What you need to get interesting things going is memory that spreads out: where what happens now is not entirely dictated by what happened an epsilon moment just before.
It's interesting that my responses are often phrased in terms of causation (really, conditional independence here). It may be interesting to consider this in the context of the causal arguments that Larissa Albantakis makes in her essay, or that are coming up in discussions of phenomenal experience.
I understand that memory allows for self-reference to emerge. It is not clear to me, however, that the memory must necessarily belong to the same system that makes the self-reference.

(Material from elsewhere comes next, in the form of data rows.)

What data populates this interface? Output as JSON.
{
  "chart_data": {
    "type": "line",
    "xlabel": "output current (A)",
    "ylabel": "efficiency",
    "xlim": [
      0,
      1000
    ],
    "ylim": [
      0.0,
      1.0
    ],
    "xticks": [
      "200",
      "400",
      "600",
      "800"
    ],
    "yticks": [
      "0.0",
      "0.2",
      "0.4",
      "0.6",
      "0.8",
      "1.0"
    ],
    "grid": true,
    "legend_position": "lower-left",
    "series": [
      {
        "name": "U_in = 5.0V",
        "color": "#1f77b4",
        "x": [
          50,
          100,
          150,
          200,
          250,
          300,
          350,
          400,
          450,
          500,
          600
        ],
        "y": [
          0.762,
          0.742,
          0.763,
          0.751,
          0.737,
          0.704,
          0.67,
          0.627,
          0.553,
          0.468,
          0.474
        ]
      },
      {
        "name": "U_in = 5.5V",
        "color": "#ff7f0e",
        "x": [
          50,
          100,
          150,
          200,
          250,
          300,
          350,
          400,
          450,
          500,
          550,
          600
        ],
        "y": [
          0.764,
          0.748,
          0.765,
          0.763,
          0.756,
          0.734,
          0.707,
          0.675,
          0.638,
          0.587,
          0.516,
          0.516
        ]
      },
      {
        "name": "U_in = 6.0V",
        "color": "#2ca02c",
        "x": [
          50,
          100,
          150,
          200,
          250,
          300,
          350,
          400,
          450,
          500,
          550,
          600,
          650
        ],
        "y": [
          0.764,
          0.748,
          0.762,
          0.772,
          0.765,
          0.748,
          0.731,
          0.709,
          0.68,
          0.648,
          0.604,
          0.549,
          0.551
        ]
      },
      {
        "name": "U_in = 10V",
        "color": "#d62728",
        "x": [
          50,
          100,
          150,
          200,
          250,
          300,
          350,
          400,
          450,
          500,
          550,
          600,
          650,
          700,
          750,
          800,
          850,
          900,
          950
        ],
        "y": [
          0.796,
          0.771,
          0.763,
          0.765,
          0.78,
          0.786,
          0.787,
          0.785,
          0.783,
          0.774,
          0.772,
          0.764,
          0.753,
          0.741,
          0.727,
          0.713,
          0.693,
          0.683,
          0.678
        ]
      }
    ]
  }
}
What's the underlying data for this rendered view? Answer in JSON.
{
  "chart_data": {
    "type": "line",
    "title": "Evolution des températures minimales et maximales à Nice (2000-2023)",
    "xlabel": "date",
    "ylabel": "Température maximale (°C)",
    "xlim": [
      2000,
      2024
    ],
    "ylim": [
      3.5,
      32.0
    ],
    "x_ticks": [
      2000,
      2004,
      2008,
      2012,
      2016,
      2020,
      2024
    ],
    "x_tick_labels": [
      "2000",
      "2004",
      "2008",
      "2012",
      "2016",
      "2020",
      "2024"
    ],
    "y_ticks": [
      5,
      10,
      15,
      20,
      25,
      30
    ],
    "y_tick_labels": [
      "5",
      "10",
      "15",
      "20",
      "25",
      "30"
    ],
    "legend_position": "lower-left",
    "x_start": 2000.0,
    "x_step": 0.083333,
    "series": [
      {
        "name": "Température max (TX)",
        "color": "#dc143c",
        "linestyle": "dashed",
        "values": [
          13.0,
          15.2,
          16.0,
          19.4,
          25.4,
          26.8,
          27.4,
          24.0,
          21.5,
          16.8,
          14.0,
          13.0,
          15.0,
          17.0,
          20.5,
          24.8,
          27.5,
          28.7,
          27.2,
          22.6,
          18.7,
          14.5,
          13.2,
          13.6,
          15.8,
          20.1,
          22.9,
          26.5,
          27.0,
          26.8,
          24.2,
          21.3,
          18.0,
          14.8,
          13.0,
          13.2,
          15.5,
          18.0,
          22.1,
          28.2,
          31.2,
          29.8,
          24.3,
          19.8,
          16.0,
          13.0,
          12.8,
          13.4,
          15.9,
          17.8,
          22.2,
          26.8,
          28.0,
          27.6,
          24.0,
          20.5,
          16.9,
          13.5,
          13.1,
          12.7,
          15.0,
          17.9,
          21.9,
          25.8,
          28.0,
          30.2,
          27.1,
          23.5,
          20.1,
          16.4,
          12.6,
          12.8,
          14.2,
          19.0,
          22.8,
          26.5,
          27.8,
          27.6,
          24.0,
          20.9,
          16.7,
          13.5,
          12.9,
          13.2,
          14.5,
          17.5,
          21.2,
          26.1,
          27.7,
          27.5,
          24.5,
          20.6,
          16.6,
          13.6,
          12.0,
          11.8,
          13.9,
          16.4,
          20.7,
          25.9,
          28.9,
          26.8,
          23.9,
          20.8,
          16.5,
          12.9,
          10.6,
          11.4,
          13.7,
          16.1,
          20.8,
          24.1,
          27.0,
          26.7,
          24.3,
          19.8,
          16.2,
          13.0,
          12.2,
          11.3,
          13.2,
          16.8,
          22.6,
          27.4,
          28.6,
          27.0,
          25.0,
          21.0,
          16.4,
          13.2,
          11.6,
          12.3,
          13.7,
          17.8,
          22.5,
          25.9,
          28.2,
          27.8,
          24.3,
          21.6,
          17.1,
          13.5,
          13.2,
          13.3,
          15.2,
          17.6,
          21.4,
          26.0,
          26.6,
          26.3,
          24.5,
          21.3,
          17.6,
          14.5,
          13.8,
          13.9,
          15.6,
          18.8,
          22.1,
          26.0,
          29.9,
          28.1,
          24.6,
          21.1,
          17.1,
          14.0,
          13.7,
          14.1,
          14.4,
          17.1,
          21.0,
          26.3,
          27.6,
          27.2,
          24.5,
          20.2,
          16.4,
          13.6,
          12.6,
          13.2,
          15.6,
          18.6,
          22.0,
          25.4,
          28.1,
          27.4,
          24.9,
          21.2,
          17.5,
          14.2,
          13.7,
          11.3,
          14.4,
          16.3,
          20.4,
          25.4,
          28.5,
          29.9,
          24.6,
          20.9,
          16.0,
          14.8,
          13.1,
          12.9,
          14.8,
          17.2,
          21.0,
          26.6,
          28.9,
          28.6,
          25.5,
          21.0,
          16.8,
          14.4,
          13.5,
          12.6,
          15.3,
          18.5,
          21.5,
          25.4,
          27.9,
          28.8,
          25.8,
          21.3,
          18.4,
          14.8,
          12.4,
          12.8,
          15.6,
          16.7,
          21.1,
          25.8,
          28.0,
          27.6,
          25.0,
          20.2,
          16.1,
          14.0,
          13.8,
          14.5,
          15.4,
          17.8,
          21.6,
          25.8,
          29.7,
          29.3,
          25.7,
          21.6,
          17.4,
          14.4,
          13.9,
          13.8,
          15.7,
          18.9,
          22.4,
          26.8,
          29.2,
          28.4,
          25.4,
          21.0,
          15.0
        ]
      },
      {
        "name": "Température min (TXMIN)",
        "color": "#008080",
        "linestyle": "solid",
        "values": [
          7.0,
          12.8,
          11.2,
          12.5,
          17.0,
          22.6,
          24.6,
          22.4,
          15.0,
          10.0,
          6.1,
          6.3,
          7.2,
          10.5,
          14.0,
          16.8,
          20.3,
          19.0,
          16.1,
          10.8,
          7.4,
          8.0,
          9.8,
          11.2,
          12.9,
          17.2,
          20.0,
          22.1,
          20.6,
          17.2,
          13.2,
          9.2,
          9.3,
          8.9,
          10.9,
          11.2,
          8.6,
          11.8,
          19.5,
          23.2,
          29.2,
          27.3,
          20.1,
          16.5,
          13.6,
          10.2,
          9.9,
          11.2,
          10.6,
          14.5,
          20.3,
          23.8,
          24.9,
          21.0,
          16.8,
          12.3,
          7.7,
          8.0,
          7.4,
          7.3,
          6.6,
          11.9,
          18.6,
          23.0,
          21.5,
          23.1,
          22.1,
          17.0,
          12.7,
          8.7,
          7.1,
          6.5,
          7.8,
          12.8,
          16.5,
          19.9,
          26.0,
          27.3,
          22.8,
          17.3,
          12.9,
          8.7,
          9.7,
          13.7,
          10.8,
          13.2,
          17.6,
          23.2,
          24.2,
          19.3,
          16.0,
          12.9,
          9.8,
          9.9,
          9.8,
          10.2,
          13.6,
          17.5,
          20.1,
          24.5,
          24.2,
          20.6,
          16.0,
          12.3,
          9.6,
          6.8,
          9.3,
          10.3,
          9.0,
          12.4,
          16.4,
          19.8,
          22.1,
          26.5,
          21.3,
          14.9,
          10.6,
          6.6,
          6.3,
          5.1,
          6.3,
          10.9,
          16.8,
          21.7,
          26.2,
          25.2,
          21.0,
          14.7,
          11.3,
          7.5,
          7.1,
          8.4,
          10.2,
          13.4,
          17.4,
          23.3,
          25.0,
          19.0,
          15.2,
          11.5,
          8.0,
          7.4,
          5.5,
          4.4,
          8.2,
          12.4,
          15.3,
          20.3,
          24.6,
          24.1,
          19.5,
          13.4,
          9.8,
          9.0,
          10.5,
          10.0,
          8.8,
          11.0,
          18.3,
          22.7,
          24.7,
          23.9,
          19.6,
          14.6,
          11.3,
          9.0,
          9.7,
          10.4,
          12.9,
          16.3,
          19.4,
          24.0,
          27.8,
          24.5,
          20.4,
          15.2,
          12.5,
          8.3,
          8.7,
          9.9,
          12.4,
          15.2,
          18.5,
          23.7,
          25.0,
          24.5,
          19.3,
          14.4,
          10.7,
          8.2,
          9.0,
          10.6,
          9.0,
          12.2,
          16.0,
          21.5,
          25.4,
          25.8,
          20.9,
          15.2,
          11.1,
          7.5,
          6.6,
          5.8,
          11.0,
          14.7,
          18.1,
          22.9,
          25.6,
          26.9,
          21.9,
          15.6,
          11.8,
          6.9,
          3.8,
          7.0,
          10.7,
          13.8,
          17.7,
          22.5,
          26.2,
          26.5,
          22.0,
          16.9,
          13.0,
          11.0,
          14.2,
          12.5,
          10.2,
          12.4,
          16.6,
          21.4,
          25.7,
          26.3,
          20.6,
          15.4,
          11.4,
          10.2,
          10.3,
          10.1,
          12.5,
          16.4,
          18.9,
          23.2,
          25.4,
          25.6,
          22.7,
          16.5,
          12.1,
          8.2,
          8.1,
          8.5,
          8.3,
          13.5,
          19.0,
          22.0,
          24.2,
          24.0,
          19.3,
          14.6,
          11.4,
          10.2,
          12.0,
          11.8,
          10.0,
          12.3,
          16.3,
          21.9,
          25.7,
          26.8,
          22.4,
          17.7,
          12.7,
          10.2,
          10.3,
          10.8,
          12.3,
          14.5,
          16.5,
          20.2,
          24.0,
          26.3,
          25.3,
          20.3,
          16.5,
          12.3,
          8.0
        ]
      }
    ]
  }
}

I agree. Social feedback doesn't require memory in the subject herself. I don't have to remember how I behave in order for my own behavior to affect me (indeed, that's the role of a teacher, mentor, coach--to bring things to the subject's awareness that already matter to her). In many cases, the larger society can be more "aware" of us, in the sense of sensitivity and memory to our behavior, than we ourselves.
Characterization of systems with self-reference may also be impossible. How should I connect this to the more specific problem of emergence of intentionality?
I would say that life is a naturally "intentional" process; in a separate sense, so is a society, or a cultural practice. I can certainly enumerate for different systems; famously, and as Dan Dennett pointed out to us, we can get intentionality, or the illusion of it, from evolution. But not all intentional systems are evolutionary in nature. (It's certainly the case that all of them are rooted in life, and life had an evolutionary origin, but this doesn't explain the intentional nature of derivative systems.)
Once we recognize the diversity of intentional behavior, we want to ask what's necessary for these systems to get rolling--and my claim is that memory and (further) self-reference is what we need. We don't get the intentional cultural artifact without new forms of information processing and (I'd argue) the transition requires the construction of new methods of memory and self-reflection.